According to Alan Wagner, an attorney representing McGuinness, the injuries associated with her time at Typhoon Lagoon included full-thickness vaginal laceration and an arterial bleed.
“Given its experience and expertise in thrill rides, it is hard to imagine that Disney did not know that water slides like its Humunga Kowabunga could hurt people and expose women, in particular, to painful and permanent injuries to their genitalia and internal organs,” Wagner said in an email.
In the complaint filed in Orange County, McGuinness alleges that Disney was negligent and ultimately “breached its duties of reasonable care owed to Ms. McGuinness” by not offering her and other guests some type of protective clothing that could have prevented her injuries. The complaint also finds fault with Disney for failing to warn the guest about the dangers she could face on the water slide attraction and for not maintaining the slide in an effort to keep guests from becoming airborne on the way to the lane pool below.
Further details in the complaint show that the presence of water rushing toward her, coupled with “an injurious wedgie,” resulted in severe lacerations in McGuiness’s vaginal tissue that caused her intestines to bulge from her abdominal cavity.
“Because of their particular anatomy, and as a consequence of the type of swimwear women frequently wear, the risk of water being forced inside their body is greater than it is for men,” the lawsuit reads. “Ms. McGuinness [who was wearing a one-piece bathing suit] was not warned that she was at an increased risk of injury because of her gender or the clothes that she wore.”
Such injuries–though rare–are not unheard of, according to gynecologists who have weighed in on the matter. Because of their anatomy, females are at a higher risk for such injuries, and McGuinness isn’t the first female to experience these devastating injuries.
Dr. Mary Claire Haver, an obstetrician/gynecologist at Mary Claire Wellness in Friendswood, Texas, says she has experience working at a hospital close to a water park. During her tenure at the hospital, she treated patients with similar injuries every summer. Dr. Haver says she once had to treat a child with a water slide-induced vaginal laceration that was as significant as the ones sustained by McGuinness.
“The water acts like a surgical knife and cuts open the walls of [the female tissue],” Haver said. “These injuries are rare, but they happen and can be devastating.”
Dr. Allison Rodgers, an OB-GYN and reproductive endocrinologist at Fertility Centers of Illinois, says that “if something hits [the tissue] the wrong way, a female could have a really serious injury.”

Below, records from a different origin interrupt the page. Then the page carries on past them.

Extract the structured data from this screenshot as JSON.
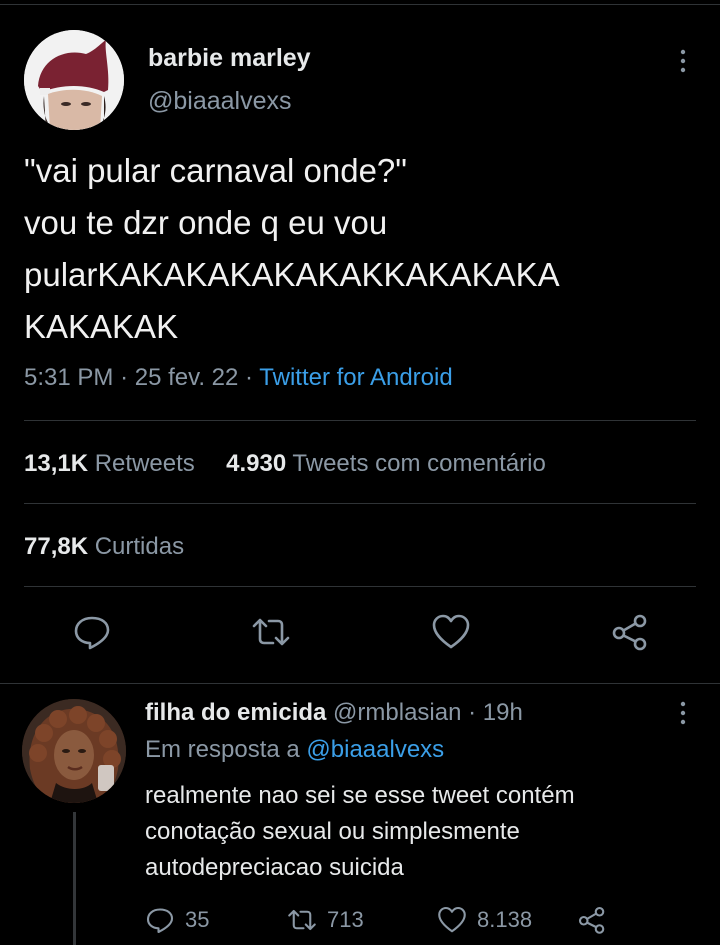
{
  "tweet": {
    "display_name": "barbie marley",
    "handle": "@biaaalvexs",
    "text": "\"vai pular carnaval onde?\"\nvou te dzr onde q eu vou\npularKAKAKAKAKAKAKKAKAKAKA\nKAKAKAK",
    "time": "5:31 PM",
    "date": "25 fev. 22",
    "source": "Twitter for Android",
    "retweets_count": "13,1K",
    "retweets_label": "Retweets",
    "quotes_count": "4.930",
    "quotes_label": "Tweets com comentário",
    "likes_count": "77,8K",
    "likes_label": "Curtidas",
    "actions": [
      "comment-icon",
      "retweet-icon",
      "heart-icon",
      "share-icon"
    ]
  },
  "reply": {
    "display_name": "filha do emicida",
    "handle": "@rmblasian",
    "time": "19h",
    "reply_prefix": "Em resposta a",
    "reply_mention": "@biaaalvexs",
    "text": "realmente nao sei se esse tweet contém\nconotação sexual ou simplesmente\nautodepreciacao suicida",
    "comments": "35",
    "retweets": "713",
    "likes": "8.138"
  },
  "colors": {
    "background": "#000000",
    "primary_text": "#e7e9ea",
    "secondary_text": "#8b98a5",
    "link": "#3b9fe8",
    "divider": "#2f3336"
  }
}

Possible complications include infections in the fallopian tubes and ovaries, perineal tears, or gangrene, a potentially fatal condition that happens when blood supply is cut off from portions of the intestines. The type of water that enters your body could also influence what kind of bacteria floods your system, potentially putting you at increased risk for more serious illness, said Dr. Rodgers, adding that chlorinated water in pools isn’t necessarily sterile.
Jetskis, waterskis, hoses, and fountains have all been documented to cause similar injuries, according to a 2018 review published in the Journal of Obstetrics and Gynecology Canada.
Though the McGuinesses’s visit was in 2019, the couple just filed their lawsuit last week. The couple is seeking more than $50,000 in the suit. As of the time of this post, Disney has issued no comment in response to the complaint.